What is lazy eye/ambyopia?

What is lazy eye caused by?

It develops when there's a breakdown in how the brain and the eye work together, and the brain can't recognize the sight from one eye. Over time, the brain relies more and more on the other, stronger eye — while vision in the weaker eye gets worse. It's called “lazy eye” because the stronger eye works better.

How is lazy eye diagnosed?

Lazy eye is diagnosed through a routine eye exam. Your child’s first eye exam should take place between the ages of 6 and 12 months old. Pediatricians routinely screen for general eye problems.

Lazy Eye Signs and Symptoms

Signs and symptoms of lazy eye include:

  • Misalignment of the eyes, or strabismus
  • Poor depth perception and peripheral vision
  • Repeated eye closure or squinting
  • Eyes that don’t move in the same direction when the child is trying to focus.
  • A persistent head turn or head tilt
  • Persistent shaking of the eyes

Lazy Eye Treatment

Lazy eye is generally treated by forcing the nonworking eye to work more actively. Lazy eye should be treated in early childhood to prevent it from becoming permanent, but studies have shown that older children may also benefit from treatment.

Eye patch

The standard treatment method for lazy eye, an eye patch is placed on the stronger eye in order to restore the brain’s attention to the visual input from the weaker eye.

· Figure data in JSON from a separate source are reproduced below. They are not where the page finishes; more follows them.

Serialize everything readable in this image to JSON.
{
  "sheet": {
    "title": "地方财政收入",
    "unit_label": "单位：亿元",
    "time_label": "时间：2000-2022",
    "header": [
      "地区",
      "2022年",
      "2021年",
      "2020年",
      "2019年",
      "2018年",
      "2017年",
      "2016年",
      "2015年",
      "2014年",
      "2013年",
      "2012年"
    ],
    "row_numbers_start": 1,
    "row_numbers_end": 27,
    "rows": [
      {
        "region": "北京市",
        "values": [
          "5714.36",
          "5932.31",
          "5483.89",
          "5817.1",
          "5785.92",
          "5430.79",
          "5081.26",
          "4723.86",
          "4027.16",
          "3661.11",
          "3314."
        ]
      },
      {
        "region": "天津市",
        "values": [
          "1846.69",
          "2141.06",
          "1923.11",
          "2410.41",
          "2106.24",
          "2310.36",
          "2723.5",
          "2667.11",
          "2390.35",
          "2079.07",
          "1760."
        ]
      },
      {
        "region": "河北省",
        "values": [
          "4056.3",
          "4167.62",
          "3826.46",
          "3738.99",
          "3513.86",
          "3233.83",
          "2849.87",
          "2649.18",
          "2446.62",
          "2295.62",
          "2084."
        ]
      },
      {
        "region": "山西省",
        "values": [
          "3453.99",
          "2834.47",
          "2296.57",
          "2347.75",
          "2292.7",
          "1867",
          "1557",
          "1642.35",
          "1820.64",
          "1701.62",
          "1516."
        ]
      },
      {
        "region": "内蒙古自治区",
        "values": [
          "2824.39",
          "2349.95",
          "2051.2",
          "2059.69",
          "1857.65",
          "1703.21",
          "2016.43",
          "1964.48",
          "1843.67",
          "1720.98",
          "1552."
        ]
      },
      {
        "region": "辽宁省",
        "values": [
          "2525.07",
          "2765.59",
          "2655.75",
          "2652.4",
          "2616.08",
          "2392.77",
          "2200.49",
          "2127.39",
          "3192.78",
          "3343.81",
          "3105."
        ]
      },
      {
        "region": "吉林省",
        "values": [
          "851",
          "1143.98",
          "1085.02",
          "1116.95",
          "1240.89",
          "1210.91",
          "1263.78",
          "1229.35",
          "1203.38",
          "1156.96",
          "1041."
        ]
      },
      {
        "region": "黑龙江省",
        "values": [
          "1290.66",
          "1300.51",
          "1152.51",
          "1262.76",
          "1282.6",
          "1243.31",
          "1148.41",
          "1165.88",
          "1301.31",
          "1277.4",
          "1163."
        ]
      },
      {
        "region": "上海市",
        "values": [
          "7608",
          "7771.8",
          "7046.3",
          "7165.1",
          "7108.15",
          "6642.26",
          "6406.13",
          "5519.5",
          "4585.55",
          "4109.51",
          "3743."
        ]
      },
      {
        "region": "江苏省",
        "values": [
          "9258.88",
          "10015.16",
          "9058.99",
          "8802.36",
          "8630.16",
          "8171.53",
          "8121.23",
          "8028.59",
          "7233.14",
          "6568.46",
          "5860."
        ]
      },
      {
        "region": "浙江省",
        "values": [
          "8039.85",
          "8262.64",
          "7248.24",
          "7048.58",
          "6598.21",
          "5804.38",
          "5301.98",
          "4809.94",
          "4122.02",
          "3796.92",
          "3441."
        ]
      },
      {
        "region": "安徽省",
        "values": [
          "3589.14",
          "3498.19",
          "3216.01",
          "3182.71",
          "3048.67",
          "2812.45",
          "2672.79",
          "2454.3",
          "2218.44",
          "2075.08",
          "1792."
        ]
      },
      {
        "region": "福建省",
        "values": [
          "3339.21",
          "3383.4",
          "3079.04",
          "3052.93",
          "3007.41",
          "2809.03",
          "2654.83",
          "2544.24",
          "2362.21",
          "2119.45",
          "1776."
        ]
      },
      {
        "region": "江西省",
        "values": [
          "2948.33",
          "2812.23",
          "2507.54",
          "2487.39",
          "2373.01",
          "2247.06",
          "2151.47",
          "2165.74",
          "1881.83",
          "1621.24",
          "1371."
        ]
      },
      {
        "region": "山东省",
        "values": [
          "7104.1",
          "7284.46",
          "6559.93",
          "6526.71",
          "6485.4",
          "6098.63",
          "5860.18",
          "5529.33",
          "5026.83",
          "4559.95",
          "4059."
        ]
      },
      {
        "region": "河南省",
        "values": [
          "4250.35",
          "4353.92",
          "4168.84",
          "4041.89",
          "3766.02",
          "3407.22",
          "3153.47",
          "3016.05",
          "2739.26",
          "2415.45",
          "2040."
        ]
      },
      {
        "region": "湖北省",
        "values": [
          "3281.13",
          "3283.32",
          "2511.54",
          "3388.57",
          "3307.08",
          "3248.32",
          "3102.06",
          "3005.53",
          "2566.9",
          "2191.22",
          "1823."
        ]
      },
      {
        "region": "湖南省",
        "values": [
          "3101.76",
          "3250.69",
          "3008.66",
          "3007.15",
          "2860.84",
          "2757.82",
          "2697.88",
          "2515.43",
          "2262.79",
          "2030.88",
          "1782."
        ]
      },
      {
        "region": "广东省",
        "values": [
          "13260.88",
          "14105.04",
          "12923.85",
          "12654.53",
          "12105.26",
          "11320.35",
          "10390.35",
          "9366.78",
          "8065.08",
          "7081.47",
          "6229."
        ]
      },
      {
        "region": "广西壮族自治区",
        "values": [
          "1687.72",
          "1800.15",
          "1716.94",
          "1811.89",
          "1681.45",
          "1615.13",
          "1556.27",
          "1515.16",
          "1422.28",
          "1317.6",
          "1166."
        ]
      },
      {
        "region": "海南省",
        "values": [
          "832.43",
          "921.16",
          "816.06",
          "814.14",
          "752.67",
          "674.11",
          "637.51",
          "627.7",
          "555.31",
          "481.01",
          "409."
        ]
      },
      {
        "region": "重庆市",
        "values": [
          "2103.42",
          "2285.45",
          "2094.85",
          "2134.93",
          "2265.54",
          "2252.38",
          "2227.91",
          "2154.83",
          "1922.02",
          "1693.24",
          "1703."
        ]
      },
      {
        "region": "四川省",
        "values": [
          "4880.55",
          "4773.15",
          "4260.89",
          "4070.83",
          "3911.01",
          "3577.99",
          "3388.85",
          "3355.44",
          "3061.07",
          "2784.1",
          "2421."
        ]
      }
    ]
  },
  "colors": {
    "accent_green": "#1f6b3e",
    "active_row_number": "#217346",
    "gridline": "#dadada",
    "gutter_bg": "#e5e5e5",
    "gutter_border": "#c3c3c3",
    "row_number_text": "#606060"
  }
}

This allows proper visual development to occur in the weaker eye.

Corrective lenses and glasses

When dealing with lazy eye from refractive errors, vision restoration can be achieved with vision correcting glasses or contact lenses. 

Atropine eye drops

Similar to the patch method, this treatment is administered in the form of eye drops into the stronger eye, which temporarily weakens its vision. This restores the connection between the brain and the weaker eye to strengthen its visual input.

This treatment involves constant dilation of the strong eye, which can bring about light sensitivity and difficulty in clearly seeing near objects during treatment. This form of treatment is most useful for farsighted prescriptions.


Treatment of strabismic amblyopia often involves strabismus surgery to align the eyes. This surgery is typically followed by additional treatment methods such as the use of an eye patch on the stronger eye, atropine eye drops to the stronger eye, and/or eye therapy exercises to strengthen the weaker eye. In some cases, more than one strabismus surgery may be needed.